SBOM	Software Bill of Materials	Comprehensive inventory of software components and dependencies in a project (CycloneDX format).
SCA	Static Code Audit	Abbreviation for StaticCodeAudit, the tool that generated this report.
SHA-1	Secure Hash Algorithm 1	Obsolete hashing algorithm — vulnerable to collision attacks.
SLA	Service Level Agreement	Commitment defining maximum resolution times per severity (e.g. CRITICAL: 24h, HIGH: 72h).
SMTP	Simple Mail Transfer Protocol	Standard protocol for sending emails; injection vulnerabilities can allow email spoofing.
SQL	Structured Query Language	Query language for relational databases.

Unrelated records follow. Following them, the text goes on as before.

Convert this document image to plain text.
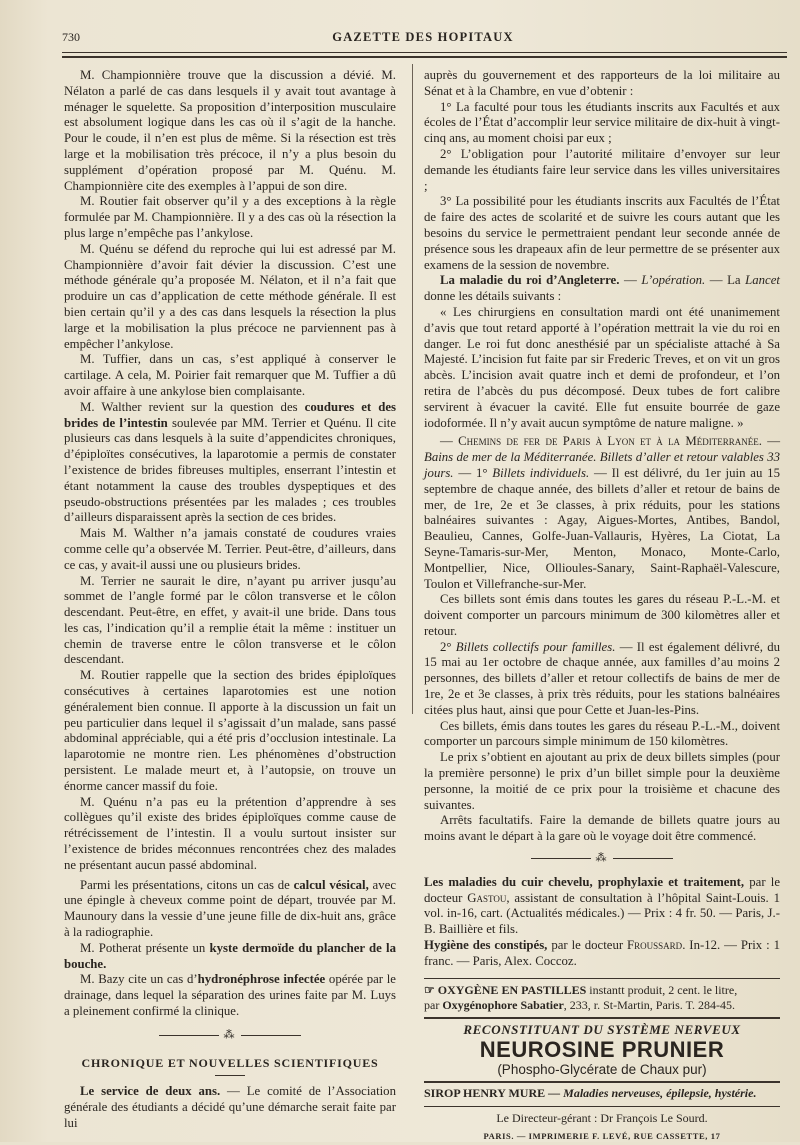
730	GAZETTE DES HOPITAUX

M. Championnière trouve que la discussion a dévié. M. Nélaton a parlé de cas dans lesquels il y avait tout avantage à ménager le squelette. Sa proposition d’interposition musculaire est absolument logique dans les cas où il s’agit de la hanche. Pour le coude, il n’en est plus de même. Si la résection est très large et la mobilisation très précoce, il n’y a plus besoin du supplément d’opération proposé par M. Quénu. M. Championnière cite des exemples à l’appui de son dire.

M. Routier fait observer qu’il y a des exceptions à la règle formulée par M. Championnière. Il y a des cas où la résection la plus large n’empêche pas l’ankylose.

M. Quénu se défend du reproche qui lui est adressé par M. Championnière d’avoir fait dévier la discussion. C’est une méthode générale qu’a proposée M. Nélaton, et il n’a fait que produire un cas d’application de cette méthode générale. Il est bien certain qu’il y a des cas dans lesquels la résection la plus large et la mobilisation la plus précoce ne parviennent pas à empêcher l’ankylose.

M. Tuffier, dans un cas, s’est appliqué à conserver le cartilage. A cela, M. Poirier fait remarquer que M. Tuffier a dû avoir affaire à une ankylose bien complaisante.

M. Walther revient sur la question des coudures et des brides de l’intestin soulevée par MM. Terrier et Quénu. Il cite plusieurs cas dans lesquels à la suite d’appendicites chroniques, d’épiploïtes consécutives, la laparotomie a permis de constater l’existence de brides fibreuses multiples, enserrant l’intestin et étant notamment la cause des troubles dyspeptiques et des pseudo-obstructions présentées par les malades ; ces troubles d’ailleurs disparaissent après la section de ces brides.

Mais M. Walther n’a jamais constaté de coudures vraies comme celle qu’a observée M. Terrier. Peut-être, d’ailleurs, dans ce cas, y avait-il aussi une ou plusieurs brides.

M. Terrier ne saurait le dire, n’ayant pu arriver jusqu’au sommet de l’angle formé par le côlon transverse et le côlon descendant. Peut-être, en effet, y avait-il une bride. Dans tous les cas, l’indication qu’il a remplie était la même : instituer un chemin de traverse entre le côlon transverse et le côlon descendant.

M. Routier rappelle que la section des brides épiploïques consécutives à certaines laparotomies est une notion généralement bien connue. Il apporte à la discussion un fait un peu particulier dans lequel il s’agissait d’un malade, sans passé abdominal appréciable, qui a été pris d’occlusion intestinale. La laparotomie ne montre rien. Les phénomènes d’obstruction persistent. Le malade meurt et, à l’autopsie, on trouve un énorme cancer massif du foie.

M. Quénu n’a pas eu la prétention d’apprendre à ses collègues qu’il existe des brides épiploïques comme cause de rétrécissement de l’intestin. Il a voulu surtout insister sur l’existence de brides méconnues rencontrées chez des malades ne présentant aucun passé abdominal.

Parmi les présentations, citons un cas de calcul vésical, avec une épingle à cheveux comme point de départ, trouvée par M. Maunoury dans la vessie d’une jeune fille de dix-huit ans, grâce à la radiographie.

M. Potherat présente un kyste dermoïde du plancher de la bouche.

M. Bazy cite un cas d’hydronéphrose infectée opérée par le drainage, dans lequel la séparation des urines faite par M. Luys a pleinement confirmé la clinique.

⁂
CHRONIQUE ET NOUVELLES SCIENTIFIQUES

Le service de deux ans. — Le comité de l’Association générale des étudiants a décidé qu’une démarche serait faite par lui

auprès du gouvernement et des rapporteurs de la loi militaire au Sénat et à la Chambre, en vue d’obtenir :

1° La faculté pour tous les étudiants inscrits aux Facultés et aux écoles de l’État d’accomplir leur service militaire de dix-huit à vingt-cinq ans, au moment choisi par eux ;

2° L’obligation pour l’autorité militaire d’envoyer sur leur demande les étudiants faire leur service dans les villes universitaires ;

3° La possibilité pour les étudiants inscrits aux Facultés de l’État de faire des actes de scolarité et de suivre les cours autant que les besoins du service le permettraient pendant leur seconde année de présence sous les drapeaux afin de leur permettre de se présenter aux examens de la session de novembre.

La maladie du roi d’Angleterre. — L’opération. — La Lancet donne les détails suivants :

« Les chirurgiens en consultation mardi ont été unanimement d’avis que tout retard apporté à l’opération mettrait la vie du roi en danger. Le roi fut donc anesthésié par un spécialiste attaché à Sa Majesté. L’incision fut faite par sir Frederic Treves, et on vit un gros abcès. L’incision avait quatre inch et demi de profondeur, et l’on retira de l’abcès du pus décomposé. Deux tubes de fort calibre servirent à évacuer la cavité. Elle fut ensuite bourrée de gaze iodoformée. Il n’y avait aucun symptôme de nature maligne. »

— Chemins de fer de Paris à Lyon et à la Méditerranée. — Bains de mer de la Méditerranée. Billets d’aller et retour valables 33 jours. — 1° Billets individuels. — Il est délivré, du 1er juin au 15 septembre de chaque année, des billets d’aller et retour de bains de mer, de 1re, 2e et 3e classes, à prix réduits, pour les stations balnéaires suivantes : Agay, Aigues-Mortes, Antibes, Bandol, Beaulieu, Cannes, Golfe-Juan-Vallauris, Hyères, La Ciotat, La Seyne-Tamaris-sur-Mer, Menton, Monaco, Monte-Carlo, Montpellier, Nice, Ollioules-Sanary, Saint-Raphaël-Valescure, Toulon et Villefranche-sur-Mer.

Ces billets sont émis dans toutes les gares du réseau P.-L.-M. et doivent comporter un parcours minimum de 300 kilomètres aller et retour.

2° Billets collectifs pour familles. — Il est également délivré, du 15 mai au 1er octobre de chaque année, aux familles d’au moins 2 personnes, des billets d’aller et retour collectifs de bains de mer de 1re, 2e et 3e classes, à prix très réduits, pour les stations balnéaires citées plus haut, ainsi que pour Cette et Juan-les-Pins.

Ces billets, émis dans toutes les gares du réseau P.-L.-M., doivent comporter un parcours simple minimum de 150 kilomètres.

Le prix s’obtient en ajoutant au prix de deux billets simples (pour la première personne) le prix d’un billet simple pour la deuxième personne, la moitié de ce prix pour la troisième et chacune des suivantes.

Arrêts facultatifs. Faire la demande de billets quatre jours au moins avant le départ à la gare où le voyage doit être commencé.

⁂

Les maladies du cuir chevelu, prophylaxie et traitement, par le docteur Gastou, assistant de consultation à l’hôpital Saint-Louis. 1 vol. in-16, cart. (Actualités médicales.) — Prix : 4 fr. 50. — Paris, J.-B. Baillière et fils.

Hygiène des constipés, par le docteur Froussard. In-12. — Prix : 1 franc. — Paris, Alex. Coccoz.

☞ OXYGÈNE EN PASTILLES instantt produit, 2 cent. le litre,
par Oxygénophore Sabatier, 233, r. St-Martin, Paris. T. 284-45.
RECONSTITUANT DU SYSTÈME NERVEUX
NEUROSINE PRUNIER
(Phospho-Glycérate de Chaux pur)
SIROP HENRY MURE — Maladies nerveuses, épilepsie, hystérie.
Le Directeur-gérant : Dr François Le Sourd.
PARIS. — IMPRIMERIE F. LEVÉ, RUE CASSETTE, 17
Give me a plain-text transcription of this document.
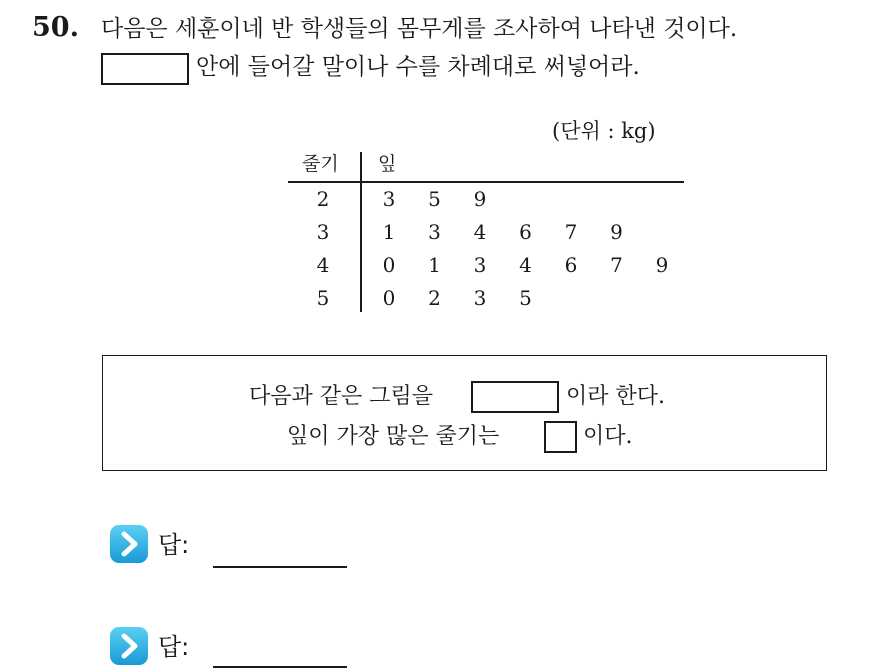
50. 다음은 세훈이네 반 학생들의 몸무게를 조사하여 나타낸 것이다.
안에 들어갈 말이나 수를 차례대로 써넣어라.
(단위 : kg)
줄기 잎
2	3 5 9
3	1 3 4 6 7 9
4	0 1 3 4 6 7 9
5	0 2 3 5
다음과 같은 그림을	이라 한다.
잎이 가장 많은 줄기는	이다.
답:
답:
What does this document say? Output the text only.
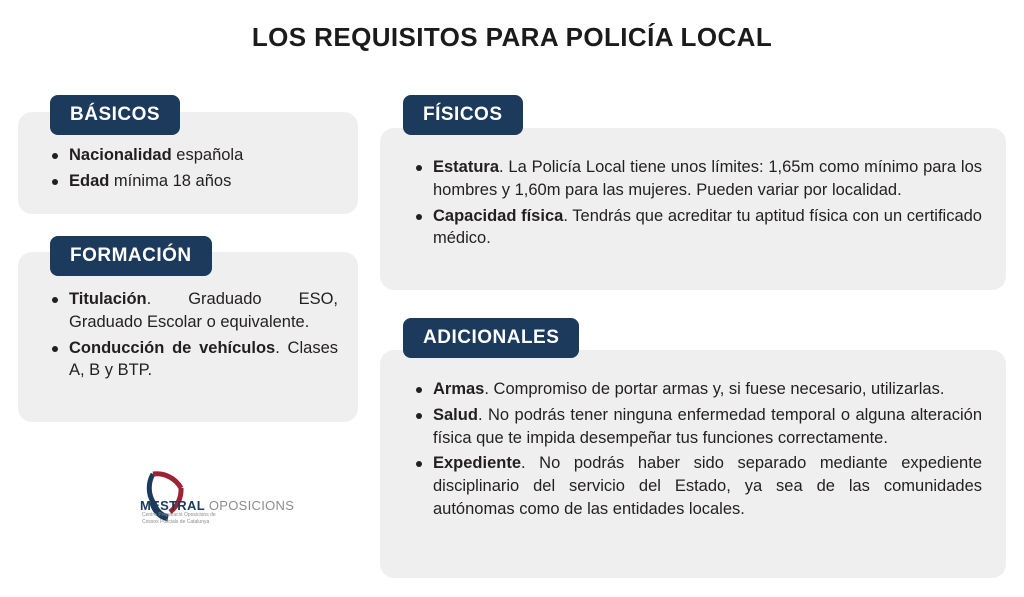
LOS REQUISITOS PARA POLICÍA LOCAL
Nacionalidad española
Edad mínima 18 años
BÁSICOS
Titulación. Graduado ESO, Graduado Escolar o equivalente.
Conducción de vehículos. Clases A, B y BTP.
FORMACIÓN
Estatura. La Policía Local tiene unos límites: 1,65m como mínimo para los hombres y 1,60m para las mujeres. Pueden variar por localidad.
Capacidad física. Tendrás que acreditar tu aptitud física con un certificado médico.
FÍSICOS
Armas. Compromiso de portar armas y, si fuese necesario, utilizarlas.
Salud. No podrás tener ninguna enfermedad temporal o alguna alteración física que te impida desempeñar tus funciones correctamente.
Expediente. No podrás haber sido separado mediante expediente disciplinario del servicio del Estado, ya sea de las comunidades autónomas como de las entidades locales.
ADICIONALES
MESTRAL OPOSICIONS
Centre Preparació Oposicions de
Cossos Policials de Catalunya
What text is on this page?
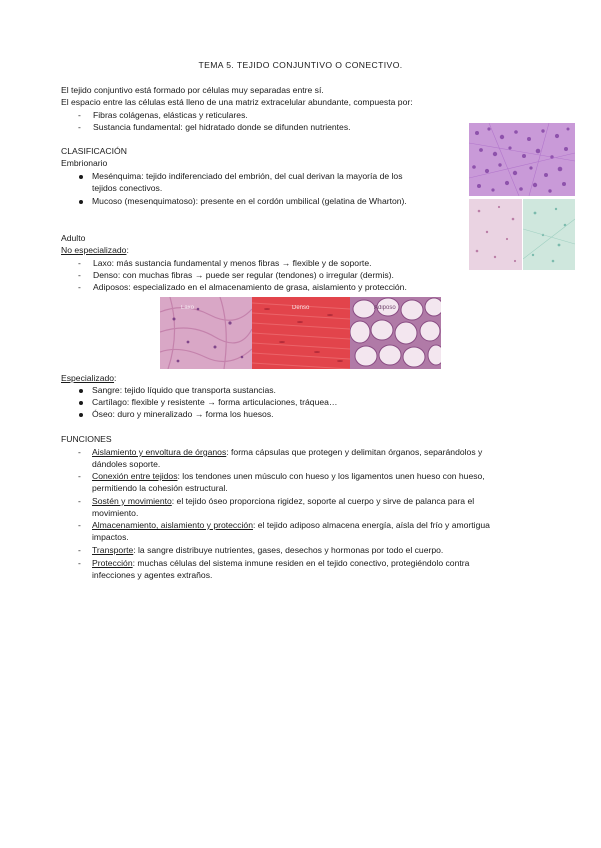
TEMA 5. TEJIDO CONJUNTIVO O CONECTIVO.
El tejido conjuntivo está formado por células muy separadas entre sí.
El espacio entre las células está lleno de una matriz extracelular abundante, compuesta por:
- Fibras colágenas, elásticas y reticulares.
- Sustancia fundamental: gel hidratado donde se difunden nutrientes.
CLASIFICACIÓN
Embrionario
Mesénquima: tejido indiferenciado del embrión, del cual derivan la mayoría de los
tejidos conectivos.
Mucoso (mesenquimatoso): presente en el cordón umbilical (gelatina de Wharton).
Adulto
No especializado:
- Laxo: más sustancia fundamental y menos fibras → flexible y de soporte.
- Denso: con muchas fibras → puede ser regular (tendones) o irregular (dermis).
- Adiposos: especializado en el almacenamiento de grasa, aislamiento y protección.
Laxo	Denso	Adiposo
Especializado:
Sangre: tejido líquido que transporta sustancias.
Cartílago: flexible y resistente → forma articulaciones, tráquea…
Óseo: duro y mineralizado → forma los huesos.
FUNCIONES
- Aislamiento y envoltura de órganos: forma cápsulas que protegen y delimitan órganos, separándolos y
dándoles soporte.
- Conexión entre tejidos: los tendones unen músculo con hueso y los ligamentos unen hueso con hueso,
permitiendo la cohesión estructural.
- Sostén y movimiento: el tejido óseo proporciona rigidez, soporte al cuerpo y sirve de palanca para el
movimiento.
- Almacenamiento, aislamiento y protección: el tejido adiposo almacena energía, aísla del frío y amortigua
impactos.
- Transporte: la sangre distribuye nutrientes, gases, desechos y hormonas por todo el cuerpo.
- Protección: muchas células del sistema inmune residen en el tejido conectivo, protegiéndolo contra
infecciones y agentes extraños.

SSH	Secure Shell	Cryptographic protocol for secure remote access to servers.
SSL	Secure Sockets Layer	Deprecated predecessor of TLS. Its use indicates an outdated and insecure configuration.
SSRF	Server-Side Request Forgery	Attack forcing a server to make requests to internal resources.
SSTI	Server-Side Template Injection	Injection of malicious code into a server-side template engine, potentially leading to RCE.
SVG	Scalable Vector Graphics	XML-based vector image format for the web.
Taint	Taint Analysis	Data-flow tracking technique that follows untrusted input (source) to sensitive operations (sink) to detect injection vulnerabilities.
TLS	Transport Layer Security	Network communication encryption protocol (successor to SSL).
TOCTOU	Time-of-Check to Time-of-Use	Race condition vulnerability between checking and using a resource.
URL	Uniform Resource Locator	Web address that identifies a resource on a network (e.g. https://example.com/path).
WCAG	Web Content Accessibility Guidelines	W3C web accessibility guidelines — international standard.
XML	eXtensible Markup Language	Structured data format widely used in configuration files, APIs, and document exchange.
XPath	XML Path Language	Query language for XML documents; injection can allow unauthorized data access.
XSS	Cross-Site Scripting	Injection of malicious scripts into a web page viewed by other users.
XXE	XML External Entity	XML injection attack that exploits external entity processing to read files or trigger SSRF.